The fast identification of microbial species in clinical samples is essential to provide an appropriated antiobiotherapy to the patient and to reduce the prescription of broad spectrum antimicrobials leading to antibioresistances. We have developed a new strategy for the fast identification of bacterial species in urine using a specific peptide signature designed by combination of proteomics data and machine learning approaches. Thereby, we have developed a 82 peptides signature which, we monitored by targeted proteomics, is able to distinguish between the 15 species the most frequently found in Urinary Tract Infections (UTIs). Our method allows the bacterial identification in less than 4 hours without culturing.
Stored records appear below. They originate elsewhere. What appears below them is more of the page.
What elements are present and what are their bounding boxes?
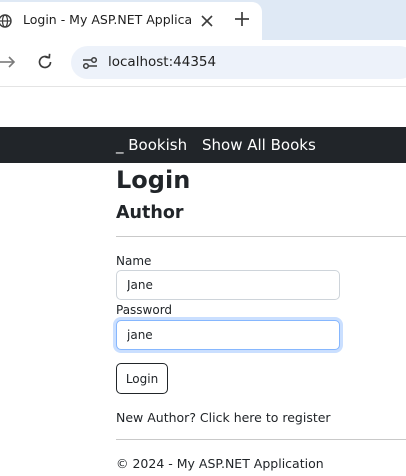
name-input[interactable]	[116, 270, 340, 300]
footer-divider	[116, 439, 406, 440]
reload-icon[interactable]	[35, 52, 55, 72]
register-link[interactable]: New Author? Click here to register	[116, 410, 331, 425]
divider	[116, 236, 406, 237]
browser-tab[interactable]: Login - My ASP.NET Application	[0, 2, 262, 40]
forward-arrow-icon[interactable]	[0, 53, 18, 71]
close-icon[interactable]	[196, 10, 218, 32]
tab-title: Login - My ASP.NET Application	[23, 12, 191, 27]
new-tab-plus-icon[interactable]	[232, 9, 252, 29]
password-label: Password	[116, 303, 173, 317]
nav-link-show-all-books[interactable]: Show All Books	[202, 136, 316, 154]
browser-toolbar: localhost:44354	[0, 40, 406, 87]
footer-copyright: © 2024 - My ASP.NET Application	[116, 456, 324, 471]
login-button[interactable]: Login	[116, 363, 168, 394]
url-text[interactable]: localhost:44354	[108, 54, 216, 70]
page-subtitle: Author	[116, 203, 184, 223]
password-input[interactable]	[116, 320, 340, 350]
page-title: Login	[116, 166, 191, 194]
site-navbar: _ Bookish Show All Books	[0, 127, 406, 163]
navbar-brand[interactable]: _ Bookish	[116, 136, 187, 154]
site-settings-icon[interactable]	[81, 54, 99, 72]
globe-icon	[0, 14, 12, 28]
browser-tab-strip: Login - My ASP.NET Application	[0, 0, 406, 40]
name-label: Name	[116, 254, 152, 268]
address-bar[interactable]: localhost:44354	[71, 46, 406, 79]
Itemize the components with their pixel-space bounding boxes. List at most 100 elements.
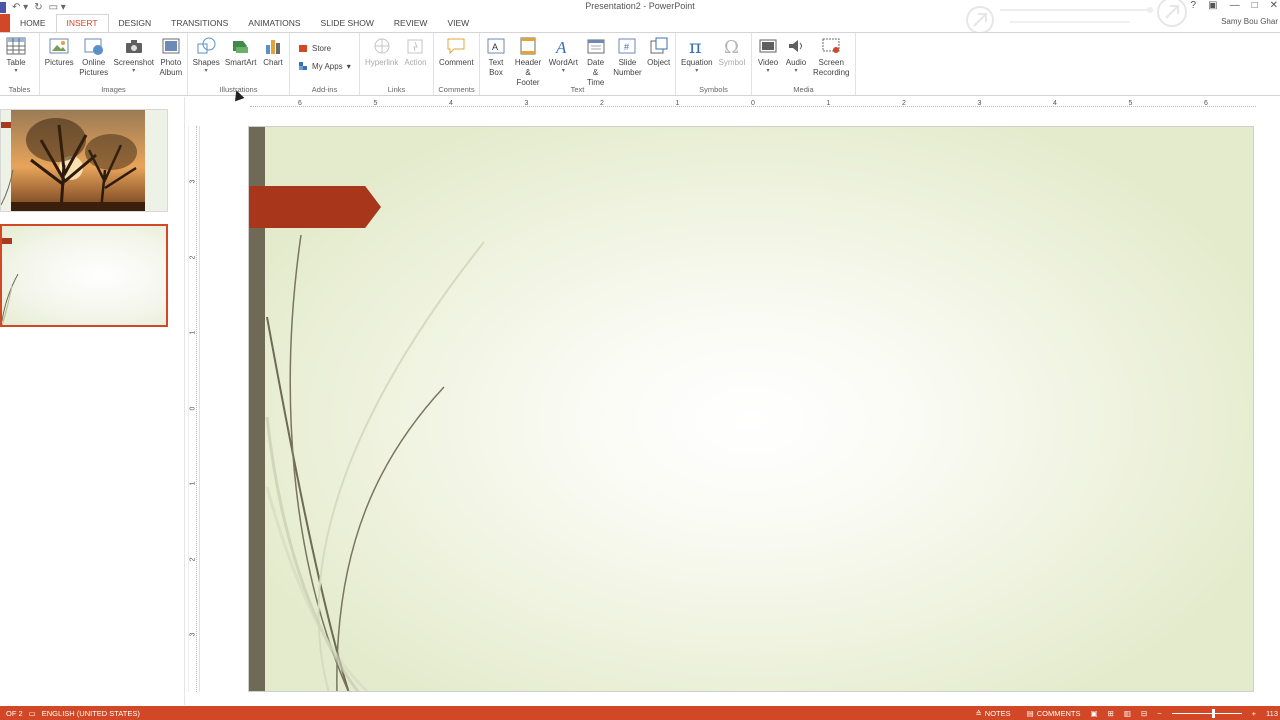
group-addins: Store My Apps ▾ Add-ins (290, 33, 360, 95)
chevron-down-icon: ▾ (204, 68, 208, 74)
tab-design[interactable]: DESIGN (109, 14, 162, 32)
ruler-tick-label: 3 (524, 100, 529, 107)
tab-animations[interactable]: ANIMATIONS (238, 14, 310, 32)
wordart-icon: A (552, 35, 574, 57)
tree-sunset-image (1, 110, 145, 211)
store-button[interactable]: Store (298, 43, 351, 53)
pictures-icon (48, 35, 70, 57)
text-box-label-2: Box (489, 68, 503, 77)
ruler-tick-label: 2 (600, 100, 604, 107)
screen-recording-label-1: Screen (818, 58, 844, 67)
chevron-down-icon: ▾ (346, 61, 351, 71)
ruler-tick-label: 6 (1204, 100, 1208, 107)
chevron-down-icon: ▾ (561, 68, 565, 74)
slide-2-curves (2, 273, 19, 325)
equation-label: Equation (681, 58, 713, 67)
online-pictures-label-2: Pictures (79, 68, 109, 77)
reading-view-icon[interactable]: ▥ (1124, 709, 1131, 718)
header-footer-label-1: Header (514, 58, 542, 67)
language-indicator[interactable]: ENGLISH (UNITED STATES) (42, 709, 140, 718)
my-apps-button[interactable]: My Apps ▾ (298, 61, 351, 71)
screen-recording-label-2: Recording (813, 68, 850, 77)
group-label-addins: Add-ins (311, 85, 338, 94)
ribbon-display-options-icon[interactable]: ▣ (1208, 0, 1217, 11)
table-icon (5, 35, 27, 57)
ruler-tick-label: 1 (675, 100, 680, 107)
zoom-in-icon[interactable]: + (1252, 709, 1256, 718)
tab-view[interactable]: VIEW (437, 14, 479, 32)
ruler-tick-label: 1 (826, 100, 831, 107)
group-label-symbols: Symbols (699, 85, 728, 94)
video-icon (757, 35, 779, 57)
slide-sorter-icon[interactable]: ⊞ (1108, 709, 1114, 718)
normal-view-icon[interactable]: ▣ (1090, 709, 1097, 718)
tab-home[interactable]: HOME (10, 14, 56, 32)
zoom-level[interactable]: 113 (1266, 709, 1278, 718)
pi-icon: π (686, 35, 708, 57)
group-media: Video ▾ Audio ▾ Screen Recording Media (752, 33, 856, 95)
ruler-tick-label: 5 (373, 100, 378, 107)
minimize-icon[interactable]: — (1230, 0, 1240, 11)
date-time-label-1: Date & (587, 58, 605, 77)
audio-label: Audio (785, 58, 807, 67)
ribbon-tabs: HOME INSERT DESIGN TRANSITIONS ANIMATION… (0, 14, 1280, 33)
vertical-ruler: 3 2 1 0 1 2 3 (188, 126, 200, 692)
text-box-label-1: Text (488, 58, 504, 67)
status-bar: OF 2 ▭ ENGLISH (UNITED STATES) ≙ NOTES ▤… (0, 706, 1280, 720)
ruler-tick-label: 5 (1128, 100, 1133, 107)
group-tables: Table ▾ Tables (0, 33, 40, 95)
help-icon[interactable]: ? (1191, 0, 1197, 11)
action-label: Action (404, 58, 427, 67)
group-label-images: Images (101, 85, 126, 94)
store-icon (299, 45, 307, 52)
ruler-tick-label: 3 (189, 179, 197, 184)
action-icon (404, 35, 426, 57)
omega-icon: Ω (721, 35, 743, 57)
smartart-label: SmartArt (224, 58, 257, 67)
file-tab[interactable] (0, 14, 10, 32)
slide-number-label-2: Number (613, 68, 642, 77)
svg-text:Ω: Ω (724, 37, 739, 55)
ruler-tick-label: 4 (449, 100, 453, 107)
photo-album-icon (160, 35, 182, 57)
pictures-label: Pictures (44, 58, 74, 67)
close-icon[interactable]: ✕ (1270, 0, 1278, 11)
group-label-comments: Comments (438, 85, 475, 94)
maximize-icon[interactable]: □ (1252, 0, 1258, 11)
group-symbols: π Equation ▾ Ω Symbol Symbols (676, 33, 752, 95)
ruler-tick-label: 6 (298, 100, 302, 107)
slide-1-arrow-marker (1, 122, 11, 128)
my-apps-icon (299, 62, 307, 70)
slide-thumbnail-2[interactable] (0, 224, 168, 327)
comments-label: COMMENTS (1036, 708, 1081, 718)
chevron-down-icon: ▾ (766, 68, 770, 74)
spell-check-icon[interactable]: ▭ (29, 709, 36, 718)
tab-transitions[interactable]: TRANSITIONS (161, 14, 238, 32)
comments-button[interactable]: ▤ COMMENTS (1027, 709, 1081, 718)
zoom-slider[interactable] (1171, 708, 1242, 718)
photo-album-label-2: Album (159, 68, 183, 77)
ruler-tick-label: 4 (1053, 100, 1057, 107)
slide-show-icon[interactable]: ⊟ (1141, 709, 1147, 718)
notes-button[interactable]: ≙ NOTES (975, 709, 1010, 718)
header-footer-icon (517, 35, 539, 57)
table-label: Table (6, 58, 26, 67)
slide-counter[interactable]: OF 2 (6, 709, 23, 718)
my-apps-label: My Apps (312, 61, 343, 71)
tab-slide-show[interactable]: SLIDE SHOW (311, 14, 384, 32)
ruler-tick-label: 0 (189, 406, 197, 410)
group-label-tables: Tables (8, 85, 31, 94)
slide-canvas[interactable] (248, 126, 1254, 692)
slide-thumbnail-1[interactable] (0, 109, 168, 212)
ruler-tick-label: 3 (977, 100, 982, 107)
tab-insert[interactable]: INSERT (55, 14, 109, 33)
svg-text:π: π (689, 37, 702, 55)
zoom-out-icon[interactable]: − (1157, 709, 1161, 718)
calendar-icon (585, 35, 607, 57)
tab-review[interactable]: REVIEW (384, 14, 438, 32)
group-images: Pictures Online Pictures Screenshot ▾ Ph… (40, 33, 188, 95)
store-label: Store (312, 43, 332, 53)
svg-text:A: A (555, 38, 567, 55)
window-controls: ? ▣ — □ ✕ (1191, 0, 1278, 11)
ruler-tick-label: 1 (189, 330, 197, 335)
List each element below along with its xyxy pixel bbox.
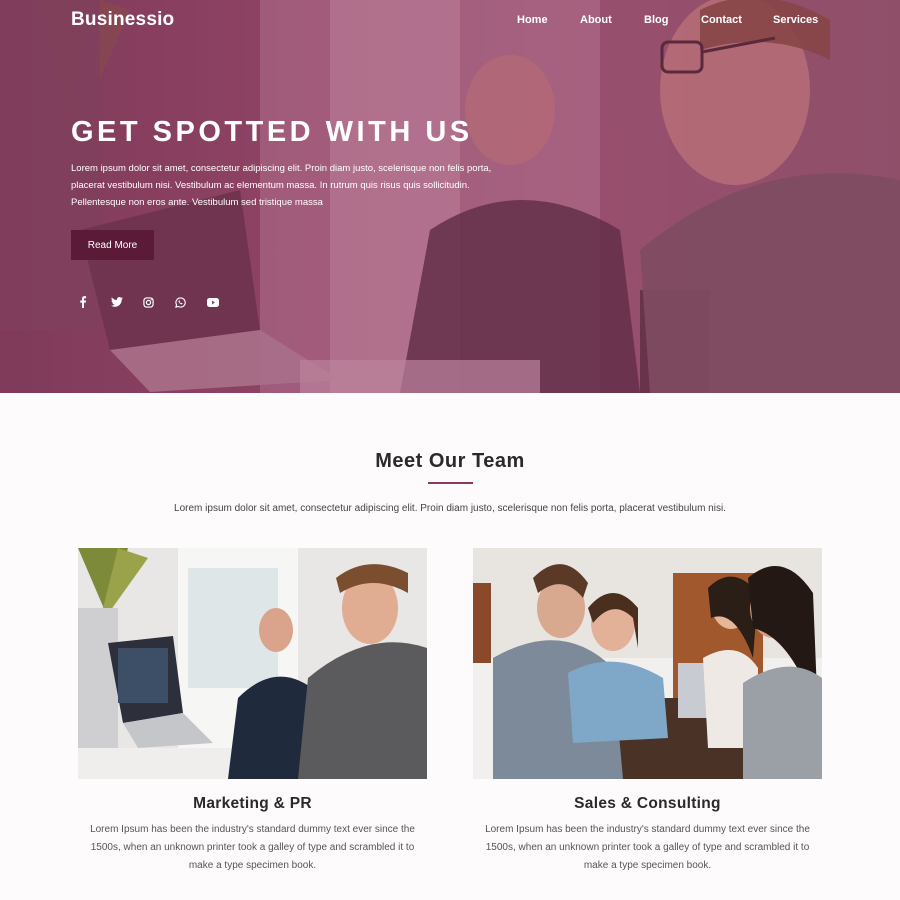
youtube-icon[interactable] — [203, 295, 235, 309]
card-title-marketing: Marketing & PR — [193, 795, 312, 812]
team-section-title: Meet Our Team — [375, 450, 525, 472]
read-more-button[interactable]: Read More — [71, 230, 154, 260]
navbar: Businessio Home About Blog Contact Servi… — [0, 0, 900, 42]
nav-link-contact[interactable]: Contact — [701, 14, 742, 26]
nav-link-about[interactable]: About — [580, 14, 612, 26]
marketing-team-photo — [78, 548, 427, 779]
hero-section: Businessio Home About Blog Contact Servi… — [0, 0, 900, 393]
instagram-icon[interactable] — [139, 295, 171, 309]
whatsapp-icon[interactable] — [171, 295, 203, 309]
social-links — [75, 295, 235, 309]
card-text-sales: Lorem Ipsum has been the industry's stan… — [485, 824, 810, 871]
team-section-subtitle: Lorem ipsum dolor sit amet, consectetur … — [174, 503, 726, 514]
card-title-sales: Sales & Consulting — [574, 795, 721, 812]
site-logo[interactable]: Businessio — [71, 9, 174, 31]
facebook-icon[interactable] — [75, 295, 107, 309]
title-divider — [428, 482, 473, 484]
nav-link-services[interactable]: Services — [773, 14, 818, 26]
nav-link-home[interactable]: Home — [517, 14, 548, 26]
sales-team-photo — [473, 548, 822, 779]
card-text-marketing: Lorem Ipsum has been the industry's stan… — [90, 824, 415, 871]
nav-link-blog[interactable]: Blog — [644, 14, 668, 26]
twitter-icon[interactable] — [107, 295, 139, 309]
hero-title: GET SPOTTED WITH US — [71, 116, 473, 148]
hero-text: Lorem ipsum dolor sit amet, consectetur … — [71, 163, 492, 208]
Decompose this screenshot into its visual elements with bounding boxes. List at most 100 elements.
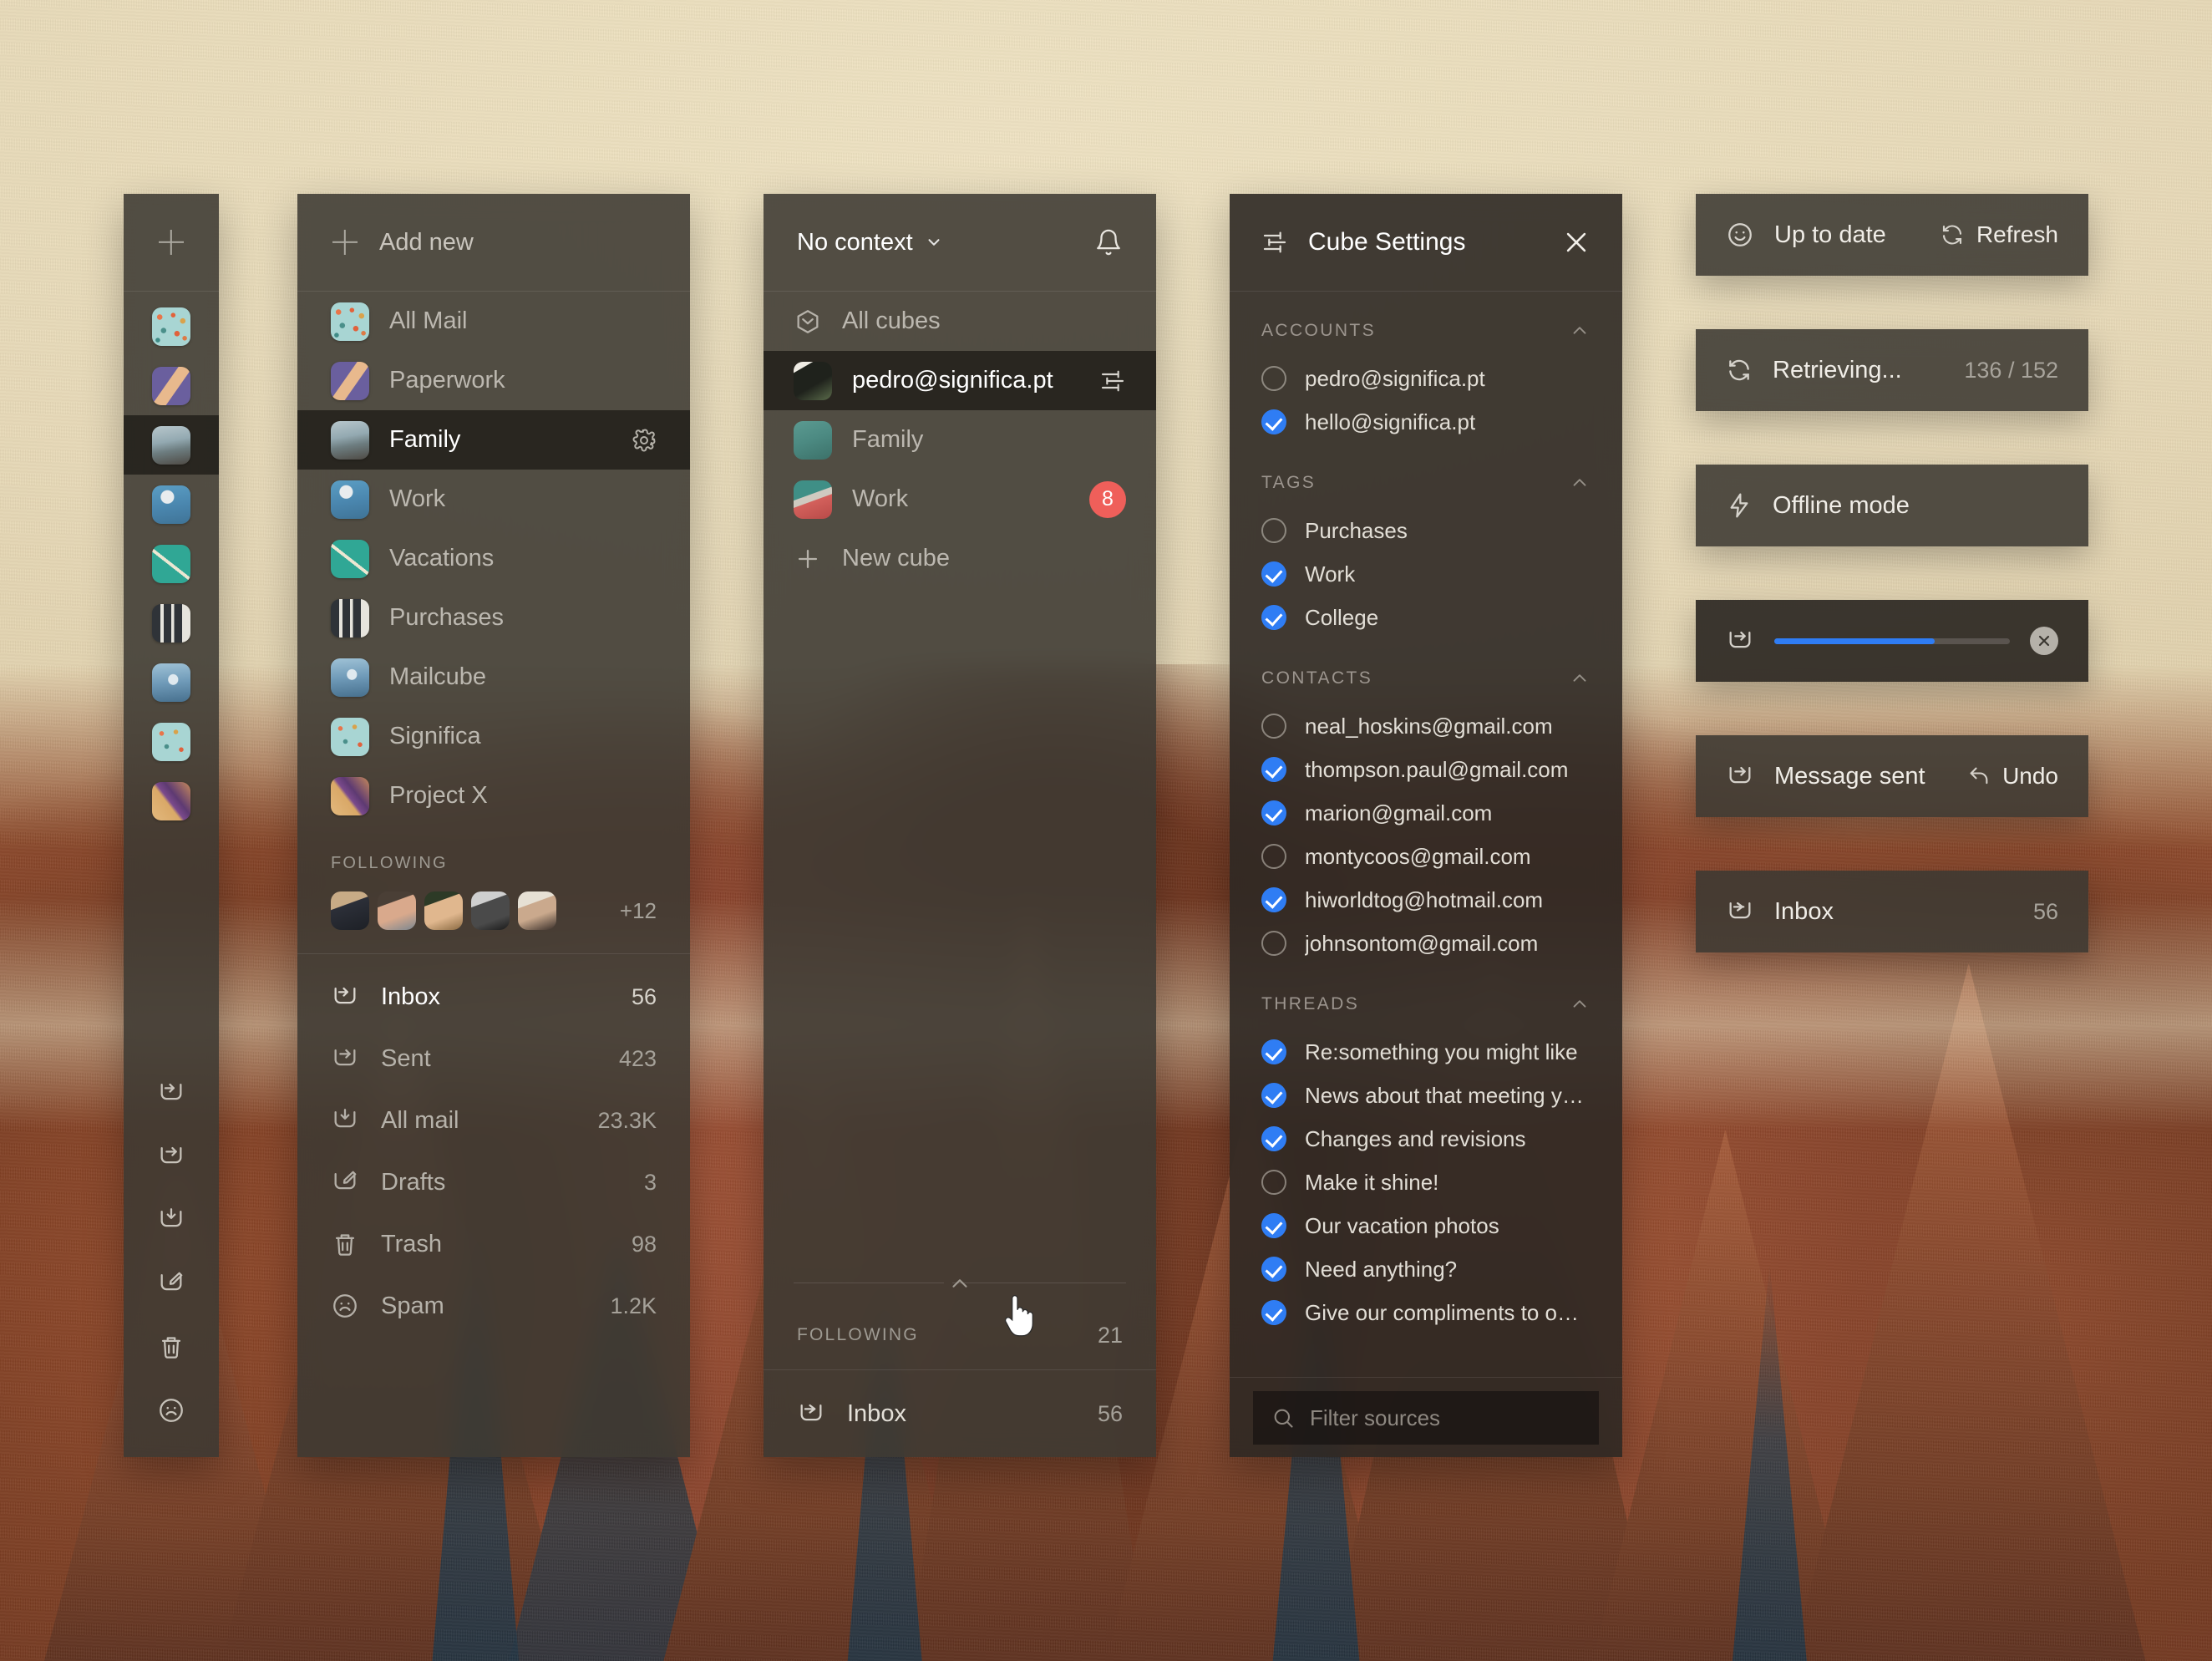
- toast-offline-mode[interactable]: Offline mode: [1696, 465, 2088, 546]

This PRM dataset contains contains 4 experiments in which the 82 peptides signature has been monitored: - Validation of the peptide signature on a nanoflow chromatography - Orbitrap Fusion system (90 minutes gradient) for the detection of the 4 major bacteria of UTIs artificially inoculated in healthy urine. 5 five bacterial concentrations have been tested in 4 different urines. - Same validation with the same sample on a capillaryflow chromatography - Q-Exactive HF-X system (30 minutes gradient) operating in another lab. - Monitoring of the signature on 27 patient urine specimens for benchmarking with standard method (bacterial culture + MALDI-TOF analysis). - Monitoring of the signature on 15 healthy urines inoculated with the 15 different bacterial species for benchmarking with standard method (bacterial culture + MALDI-TOF analysis).

10 mL healthy urine inoculated with various amount of one the 15 bacterial species of interest or 10 mL of patient urine specimen The samples were diffrentially centrifuged to remove the human cells and pellet the bacterial cells. Proteins were then extracted using 1% sodium deoxycholate in 50mM ammonium bicarbonate and trypsin-digested using a short protocol (1h, 58oC). The resulting peptides were purified on C18 and half of each sample was injected on the LC-MS system.